2012–13 Copa del Rey

Tournament details
- Country: Spain
- Teams: 44

Final positions
- Champions: Barcelona Alusport
- Runners-up: ElPozo Murcia

Tournament statistics
- Matches played: 44
- Goals scored: 327 (7.43 per match)
- Top goal scorer: Dani Salgado (9 goals)

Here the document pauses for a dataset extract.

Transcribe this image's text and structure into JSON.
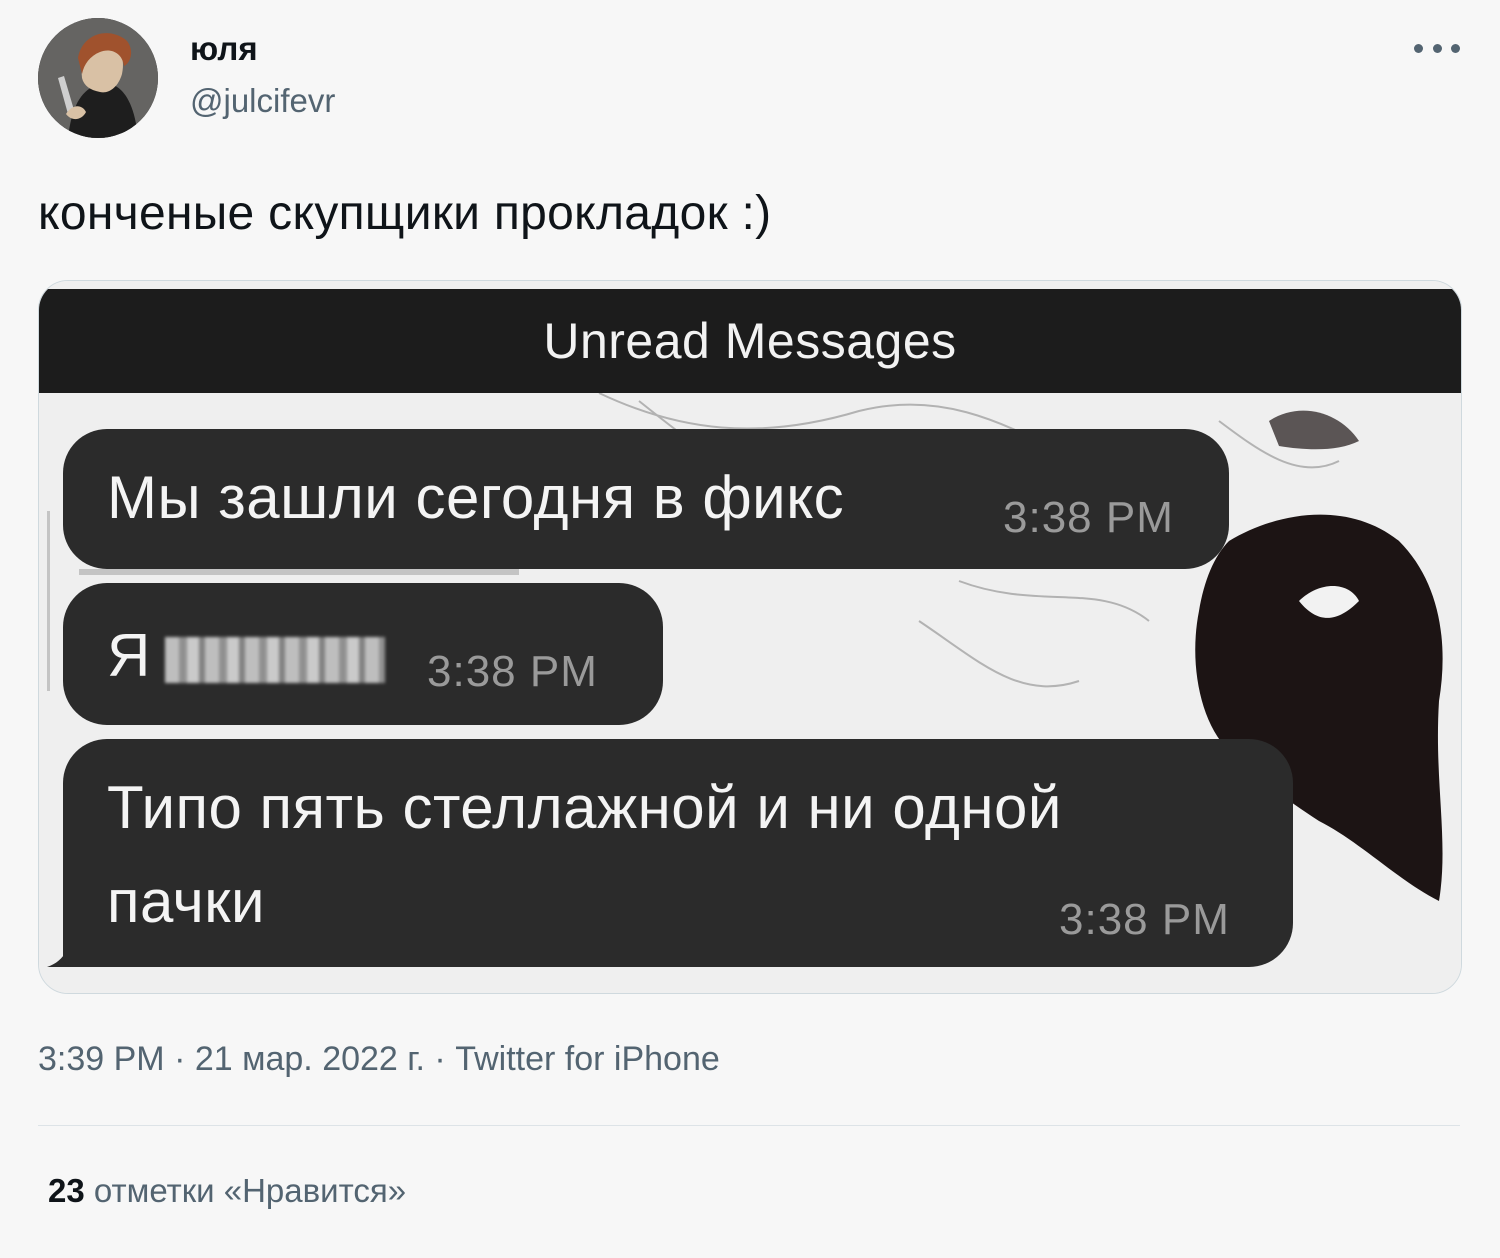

= 2012–13 Copa del Rey de Futsal =

The 2012–13 Copa del Rey was the 3rd staging of the Copa del Rey de Futsal. The competition started on October 10, 2012 with the first round and will finish with the final on May 11, 2013. The final was held in Irun, Gipuzkoa, in the Polideportivo Artaleku with a 2,000-seats.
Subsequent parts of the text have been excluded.